A lot of issues with older systems is the quality of "pattern" parts available today and has been mentioned some do not even work out of the box.
I like the idea of the Bosch Blue coil mounted away from the heat along with the condensor, many times I went out to breakdowns as an apprentice found the condensor was at fault and not having the correct one in the van was able to swap the radio suppressor/condensor that was fitted on the switch side of the coil over the the CB contact breaker side, snip off the old condensor, clean and reset the points allowing the customer to drive back to garage to be fixed permanently.

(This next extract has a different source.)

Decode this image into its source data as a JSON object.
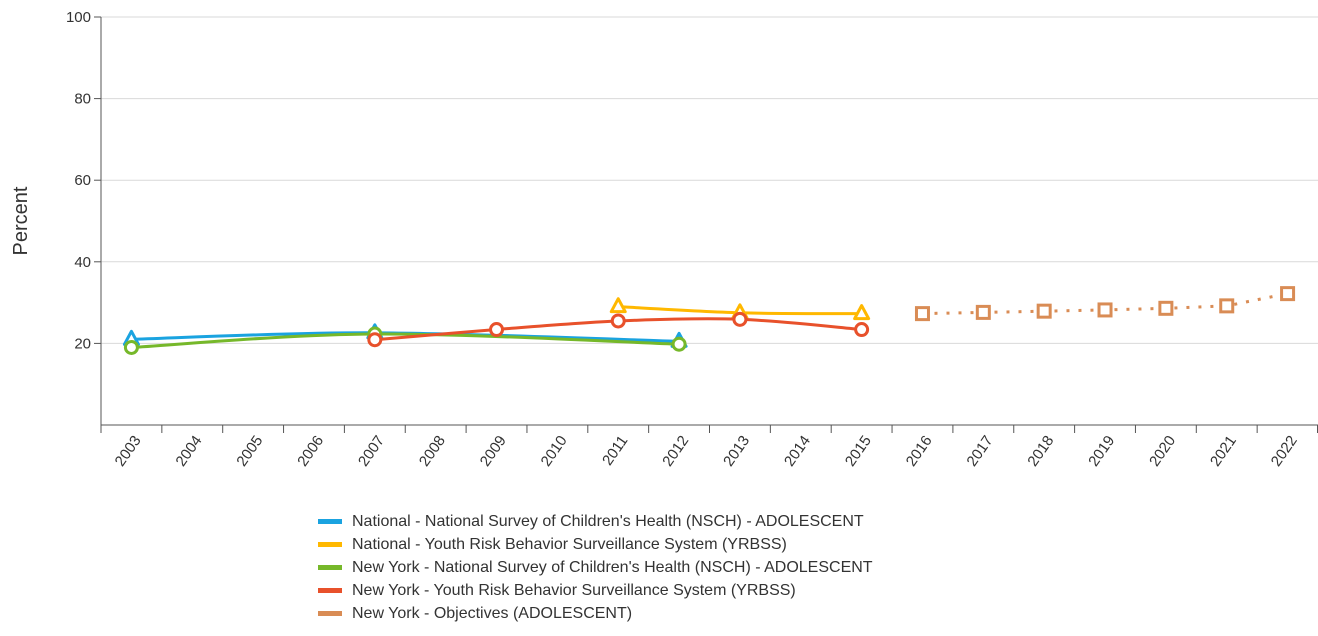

On ballast resister type coils where fitted on Vauxhall Vivas etc.it was I think a 8 volt coil with the ballast resister bolted to the terminal with an extra wire, the idea was on cranking the 8 volt coil was supplied with battery 12 volts which may have dropped during cranking, but then when starter was released the 12 volt supply then went through the ballast resister to happily run the 8 volt coil.
Apart from where coils are shorting HT voltage down the neck of the coil giving a misfire which is often visible or if you have a good heart can be checked by running your hand around the area ;), Coils rarely totally fail, I can only recall personally one in 50 odd years and that was on a Mk 3 Zephyr four cylinder and was a break in the internal wiring which could be duplicated by giving it a belt with the back of your hand.
Many car electrics issues on older points based vehicles are caused by having the ignition on whilst checking something else and engine not running, this quickly results in the coil and condensor overheating, to the point I have seen oil running from the coil and hot to the touch, leaving ignition on also burns the points as well. So if you have to have ignition on to do some other job all you need to is pull the CB points side wire off the coil to prevent damage.